3.Evaluation of the emergency response strategies and measures on the epidemic of COVID-19 in Shenzhen, China
Xuan ZOU ; Yongsheng WU ; Xiaojian LIU ; Suli HUANG ; Jianfan HE ; Jin ZHAO ; Nan WU ; Renli ZHANG ; Shujiang MEI ; Peiyi LIU ; Zhen ZHANG ; Xiaolu SHI ; Xing LYU ; Lan WEI ; Qishan MA ; Jianhua LU ; Yuan LI ; Tiejian FENG ; Chaoqiong PENG ; Shunxiang ZHANG ; Junjie XIA
Chinese Journal of Epidemiology 2020;41(8):1225-1230
Objectives:This study aimed to evaluate the effect of the strategies on COVID-19 outbreak control in Shenzhen, and to clarify the feasibility of these strategies in metropolitans that have high population density and strong mobility.Methods:The epidemic feature of COVID-19 was described by different phases and was used to observe the effectiveness of intervention. Hierarchical spot map was drawn to clarify the distribution and transmission risk of infection sources at different time points.

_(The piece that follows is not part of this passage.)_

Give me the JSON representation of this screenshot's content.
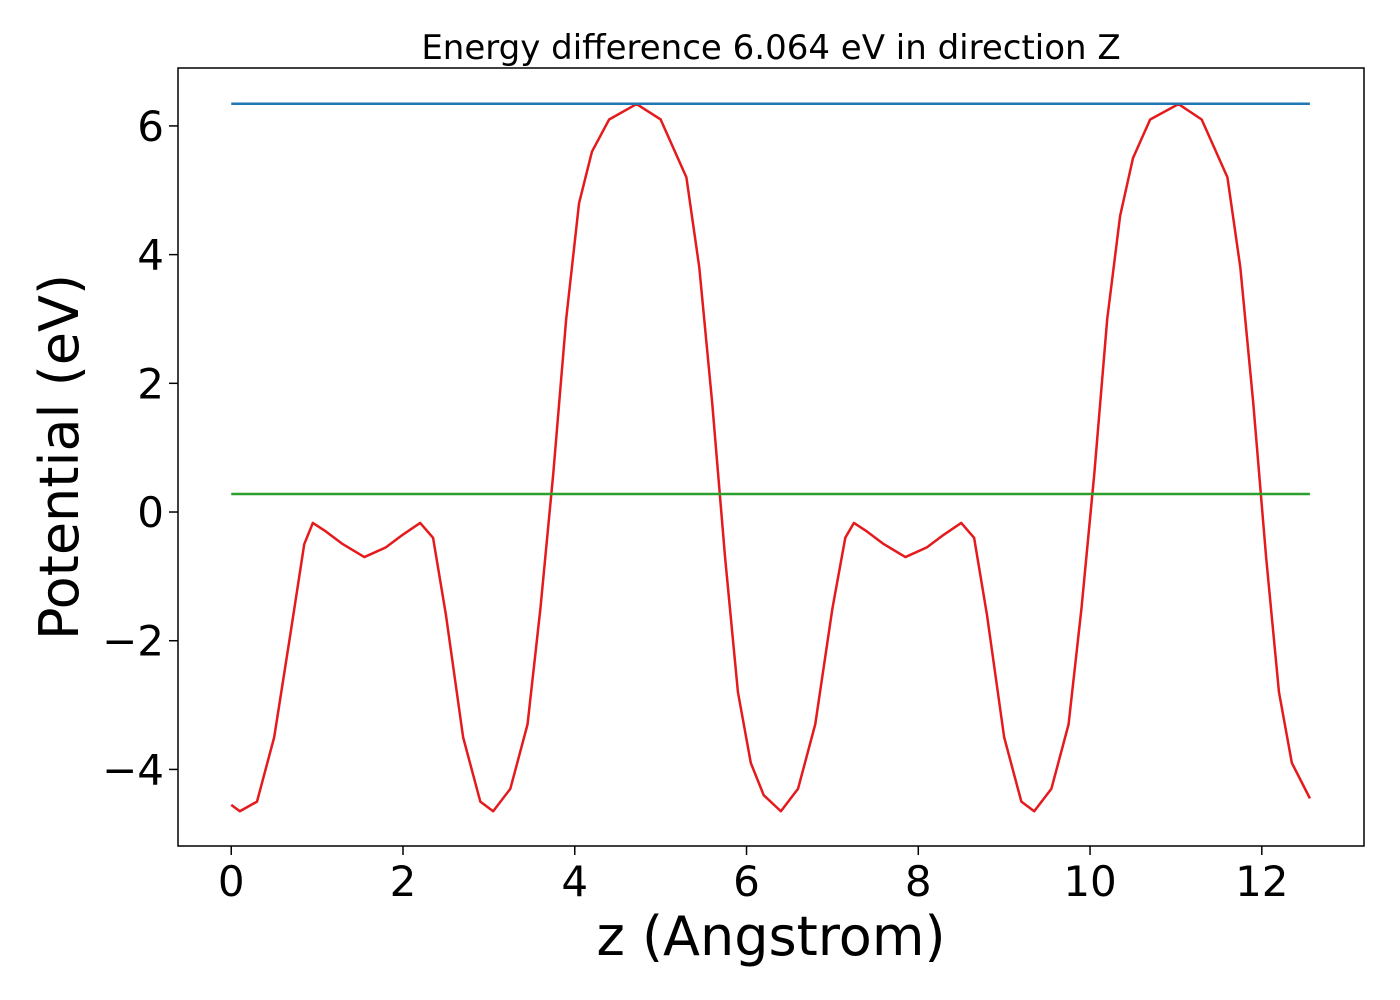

The Susceptible-Exposed-Infectious-Asymptomatic-Recovered model was established to estimate case numbers without intervention and compare with the actual number of cases to determine the effect of intervention. The positive rate of the nucleic acid test was used to reflect the risk of human exposure. A survey on COVID-19 related knowledge, attitude and behaviors were used to estimate the abilities of personal protection and emergency response.Results:The epidemic of COVID-19 in Shenzhen experienced the rising, plateau and decline stage. The case number increased rapidly at the beginning, with short duration of peak period. Although the epidemic curve showed human-to-human transmission, the "trailing" was not obvious. From the spot map, during the intervention period, the source of infection was widely distributed. More cases and higher transmission risk were observed in areas with higher population density. After the effective intervention measures, both infection sources and the risk of transmission decreased. After compared with the estimated case numbers without intervention, actual number proved the COVID-19 control strategies were effective. The positive rate of nucleic acid test for high risk populations decreased and no new cases reported since February 16. Shenzhen citizens had high knowledge, attitude and behavior level, and high protection ability and emergency response.Conclusions:Although the response initiated by the health administration department played a key role at the early stage of the epidemic, it was not enough to contain the outbreak of COVID-19. The first-level emergency response initiated by provincial and municipal government was effective and ensured the start of work resumption after the Spring Festival. Metropolitans like Shenzhen can also achieve the goals of strategies and measures for containment and mitigation of COVID-19.